В день его свадьбы она сидела дома и никого не впускала к себе, так сообщила ему нанятая им шпионка. Вот она — развязка! Быть может, сейчас уже его возлюбленная, мертвая и обезображенная, покоится на ложе, которое хранит память об их наслаждениях. «Она умерла?» — был невысказанный вопрос Мангольфа к ее брату. Покушение Куршмида одновременно с испугом породило робкую надежду, что мстительница, наконец, удовлетворена, что она перестанет его мучить и избавит от своего самоубийства. Но едва он почувствовал себя в безопасности, сразу же за свадебной трапезой беспокойство и страсть вновь завладели им. Под каким-то предлогом он отсрочил отъезд с молодой женой до вечера, а вечером нанятый им рассыльный привез настоятельный вызов в министерство. Он бросился в театр, он прокрался в ложу.

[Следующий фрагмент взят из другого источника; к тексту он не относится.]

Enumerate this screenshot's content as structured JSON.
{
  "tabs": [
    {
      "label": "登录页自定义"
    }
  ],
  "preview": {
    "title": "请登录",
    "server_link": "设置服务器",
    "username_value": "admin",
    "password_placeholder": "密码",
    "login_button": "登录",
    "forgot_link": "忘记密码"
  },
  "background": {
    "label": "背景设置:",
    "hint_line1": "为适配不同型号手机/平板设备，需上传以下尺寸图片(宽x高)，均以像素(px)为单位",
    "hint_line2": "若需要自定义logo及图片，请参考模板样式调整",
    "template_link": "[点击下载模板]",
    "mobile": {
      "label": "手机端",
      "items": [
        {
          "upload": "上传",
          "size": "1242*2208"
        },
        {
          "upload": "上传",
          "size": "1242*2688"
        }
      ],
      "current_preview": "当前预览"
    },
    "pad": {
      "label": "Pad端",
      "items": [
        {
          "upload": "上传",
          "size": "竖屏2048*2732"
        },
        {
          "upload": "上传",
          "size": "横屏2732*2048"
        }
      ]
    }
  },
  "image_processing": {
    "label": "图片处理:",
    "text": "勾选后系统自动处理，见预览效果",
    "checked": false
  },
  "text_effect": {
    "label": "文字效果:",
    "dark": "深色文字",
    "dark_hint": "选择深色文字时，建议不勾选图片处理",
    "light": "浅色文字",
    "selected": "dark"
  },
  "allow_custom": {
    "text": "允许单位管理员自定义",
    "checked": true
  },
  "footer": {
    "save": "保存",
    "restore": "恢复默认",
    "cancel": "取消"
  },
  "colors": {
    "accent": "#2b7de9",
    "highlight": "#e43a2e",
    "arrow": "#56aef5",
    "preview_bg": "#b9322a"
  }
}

   Господи, что за женщина! Сколько красоты в самоотречении! Сколько очарования даже в скорби! Он не мог примириться со своей утратой, впервые в жизни Мангольф не владел собой. Он твердил себе то, что было ясно даже ее брату: «Вы должны бежать друг от друга, как от чумы!» Да, он прекрасно сознавал все последствия своей слабости. Вторично покинутая Кнак становилась непреодолимым препятствием для его карьеры, ведь он — не Толлебен. И все же потрясающие сцены второго акта делали его безоружным. Блаженное самозаклание ее сердца разрушило в душе неверного любовника все преграды.
   Горестное сияние, пронизавшее ее насквозь, вселило в него неожиданную силу для жертвы, о которой он и не помышлял, когда видел возлюбленную в сиянии счастья. Он принадлежит ей, она — ему.
   Итак, он встал, полный решимости, и пошел к ней.
   Она как раз входила к себе в уборную и собиралась в изнеможении опуститься на стул. Увидев его, она остановилась. Лицо ее выражало удовлетворение и усталость. Она услышала его слова:
   — Я пришел сказать тебе, Леа, что твердо решил развестись с женой, никогда больше ее не видеть и жениться на тебе.
   Тут только она села. Но лицо по-прежнему выражало удовлетворение и усталость.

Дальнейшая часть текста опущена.